40 years plus ago we rode track bikes fixed gear no brake bikes all over the
place.
But, on the same roads we're using today we only had about 25% of today's
traffic!!
Think on that.
And we ALL gloved our wheels to brake and only gently backpedaled to save
our legs while simultaneously sliding our butts to the back of the saddle to
maintain balance.
This movement distance was proportional to our speed.
If you know how to glove your wheel properly you can stop as fast for all
intent and purposes as with handbrakes on a freewheel bike.
We used to do that just to silence the doubting Thomases'
Today's efficient handbrakes may work better but not by much I'll wager to
say.
Ted Ernst
Palos Verdes Estates
CA USA
> kevin mccaul wrote:
>> As for brakes, well all I can say is if you feel the need for them, then
>> you
>> probably shouldn't be riding fixed.
> I learned about fixed wheel riding in the UK over 50 years ago from
> clubmates. Over there the law was quite strict and diligently enforced.
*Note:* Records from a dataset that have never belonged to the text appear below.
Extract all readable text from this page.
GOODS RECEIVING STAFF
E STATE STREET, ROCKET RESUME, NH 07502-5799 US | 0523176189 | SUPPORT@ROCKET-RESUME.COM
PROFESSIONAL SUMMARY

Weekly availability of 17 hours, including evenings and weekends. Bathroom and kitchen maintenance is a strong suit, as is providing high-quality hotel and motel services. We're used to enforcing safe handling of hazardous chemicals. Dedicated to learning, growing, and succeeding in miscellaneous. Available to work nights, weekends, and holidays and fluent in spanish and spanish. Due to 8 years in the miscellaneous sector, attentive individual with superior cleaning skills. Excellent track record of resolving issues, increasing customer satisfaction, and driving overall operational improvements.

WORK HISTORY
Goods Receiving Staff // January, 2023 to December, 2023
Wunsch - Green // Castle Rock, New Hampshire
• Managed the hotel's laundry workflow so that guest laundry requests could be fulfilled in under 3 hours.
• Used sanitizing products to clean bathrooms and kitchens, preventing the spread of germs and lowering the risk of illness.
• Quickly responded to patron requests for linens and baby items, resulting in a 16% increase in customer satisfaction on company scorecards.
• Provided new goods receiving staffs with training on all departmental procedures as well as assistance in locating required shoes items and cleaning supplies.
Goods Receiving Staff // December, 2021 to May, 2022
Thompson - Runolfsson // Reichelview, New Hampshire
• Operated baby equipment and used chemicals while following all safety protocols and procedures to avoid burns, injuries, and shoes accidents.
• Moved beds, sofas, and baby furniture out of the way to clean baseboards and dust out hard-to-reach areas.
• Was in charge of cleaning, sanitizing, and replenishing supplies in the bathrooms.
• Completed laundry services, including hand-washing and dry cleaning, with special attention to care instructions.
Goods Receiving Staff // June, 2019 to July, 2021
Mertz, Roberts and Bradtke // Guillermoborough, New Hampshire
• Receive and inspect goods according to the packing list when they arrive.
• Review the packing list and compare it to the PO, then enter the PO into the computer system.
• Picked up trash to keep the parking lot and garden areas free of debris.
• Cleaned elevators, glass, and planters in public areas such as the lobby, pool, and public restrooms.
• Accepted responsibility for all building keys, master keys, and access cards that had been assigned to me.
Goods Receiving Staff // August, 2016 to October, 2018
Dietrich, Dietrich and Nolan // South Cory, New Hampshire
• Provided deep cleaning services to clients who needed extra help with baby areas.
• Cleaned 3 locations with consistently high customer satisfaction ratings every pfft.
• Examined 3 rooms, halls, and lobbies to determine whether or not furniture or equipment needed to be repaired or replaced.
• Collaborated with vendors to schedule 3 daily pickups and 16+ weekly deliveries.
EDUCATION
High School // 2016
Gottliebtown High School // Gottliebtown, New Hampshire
> You had to have two independent brakes. Nobody would ride a track bike on
> the street any more than you would drive a Formula 1 car on the street. In
> the winter time we would take off the gears and put on a fixed sprocket
> and maybe remove the rear brake. However, I actually bought my first track
> bike from an old Welshman in Canada who rode it here on club rides with no
> brakes. I don't know if they had laxer laws in Wales or whether he was
> just taking advantage of the lawlessness in the Colonies.